Before Alanna could go bezerk and kick some male diva ass, the vision faded and her Ordeal ended. "Thank goodness that's over with. Now I demand a pizza party to celebrate my heroics!"

Alanna was knighted like a true manly man and everyone celebrated. Thom, who had just arrived at the palace, glared at everyone as he stalked over to his sister and thrust something into her arms. "Here, I sewed you a new outfit. Every stitch was made to perfection, so you'd better appreciate it."

"Dear Mithros, every stitch is made to perfection," said Roger, seething with jealousy as he studied Alanna's new outfit. "That young Thom is more dangerous than I thought!"

Thom smirked at Roger. "I knitted my first scarf when I was two and a half years old."

"No!" Roger gasped in horror.

Bored with this diva battle, Alanna left Thom to harass the king of fashion and snuck off to Roger's room when no one was looking. "I've always wanted to know what kind of shampoo Roger uses," said Alanna. "I bet he's a giant hypocrite and buys it from the dollar store."

"Roger's an even bigger sissy than I thought," Faithful remarked. "Look at those Barbie dolls over there!"

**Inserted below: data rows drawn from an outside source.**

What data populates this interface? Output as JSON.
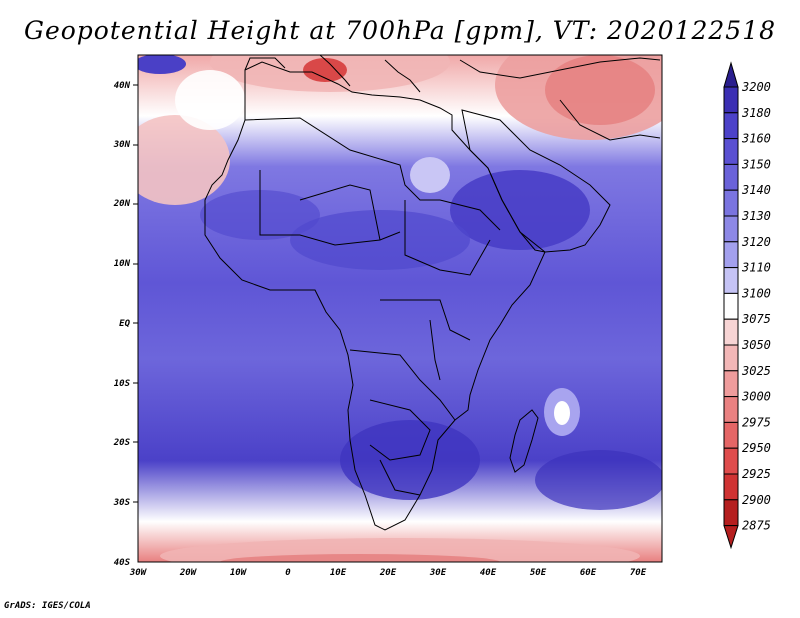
{
  "title": "Geopotential Height at 700hPa [gpm], VT: 2020122518",
  "credit": "GrADS: IGES/COLA",
  "map": {
    "lat_ticks": [
      "40N",
      "30N",
      "20N",
      "10N",
      "EQ",
      "10S",
      "20S",
      "30S",
      "40S"
    ],
    "lon_ticks": [
      "30W",
      "20W",
      "10W",
      "0",
      "10E",
      "20E",
      "30E",
      "40E",
      "50E",
      "60E",
      "70E"
    ],
    "lon_range": [
      -30,
      75
    ],
    "lat_range": [
      -40,
      45
    ]
  },
  "colorbar": {
    "levels": [
      "3200",
      "3180",
      "3160",
      "3150",
      "3140",
      "3130",
      "3120",
      "3110",
      "3100",
      "3075",
      "3050",
      "3025",
      "3000",
      "2975",
      "2950",
      "2925",
      "2900",
      "2875"
    ],
    "colors": [
      "#2a1e8e",
      "#3b2fb3",
      "#4c42c9",
      "#5a50d2",
      "#6a62d9",
      "#7a74e0",
      "#8d88e6",
      "#a3a0ee",
      "#c5c3f5",
      "#ffffff",
      "#f7d4d4",
      "#f3b7b7",
      "#ef9c9c",
      "#ea8181",
      "#e56666",
      "#df4c4c",
      "#d03333",
      "#b51f1f"
    ]
  }
}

"He and Thom have something in common," said Alanna, laughing as she looked at the Barbies. "This is positively gold. I've got to show the whole palace so they can laugh at Roger!" She scooped up all the Barbie dolls and ran back to the party. "Newsflash, everyone! Roger plays with dolls!"

"Oh, don't go there, girlfriend!" tutted Roger. "That's simply preposterous!"

"Oh yeah? Then why did I find these in your room?" Alanna held up the Barbies for all to see.

Roger waved his fabulous hand at her impatiently. "Whatever. You're just trying to frame me because you're jealous of my hip style!"

"Yeah right, you wuss! They were in your room!"

"It's true!" cried Delia, pointing angrily at Roger. "I saw the dolls in his room with my own eyes!"

The king chortled with glee. "I always knew Roger would turn out like this. Remember how he used to try on the queen's dresses when he was little?"

Roger turned red with stylish rage. "That's it, Alan. You're going down!" He slashed at Alanna's clothes, revealing her girly chest.

"Holy crap!" said Delia. "His man boobs are gigantic!"

"They're even bigger than mine!" cried Raoul.

"Alan, have you ever considered reduction surgery?" asked the king. "Those things could put someone's eye out!"

"I can't wait to taste those sweet coconuts," said Jon dreamily.

Alanna smacked him. "How dare you!"

"What? Gary's got two coconuts in his hands!" Jon pointed to Gary, who indeed carried coconuts.

"Ahem!" said Roger stylishly. "What about my epic duel with the large breasted lad?"

To make a long story short, Alanna ripped up Roger's pretty clothes and killed the fabulous duke. "Well, my work here is done," she said. "By the way, I'm actually a girl! Fooled you all, suckers!"

"FRANCIS!" wailed Raoul. "I never said you could be fooled by Alan's disguise! I'm disappointed in you, young man!"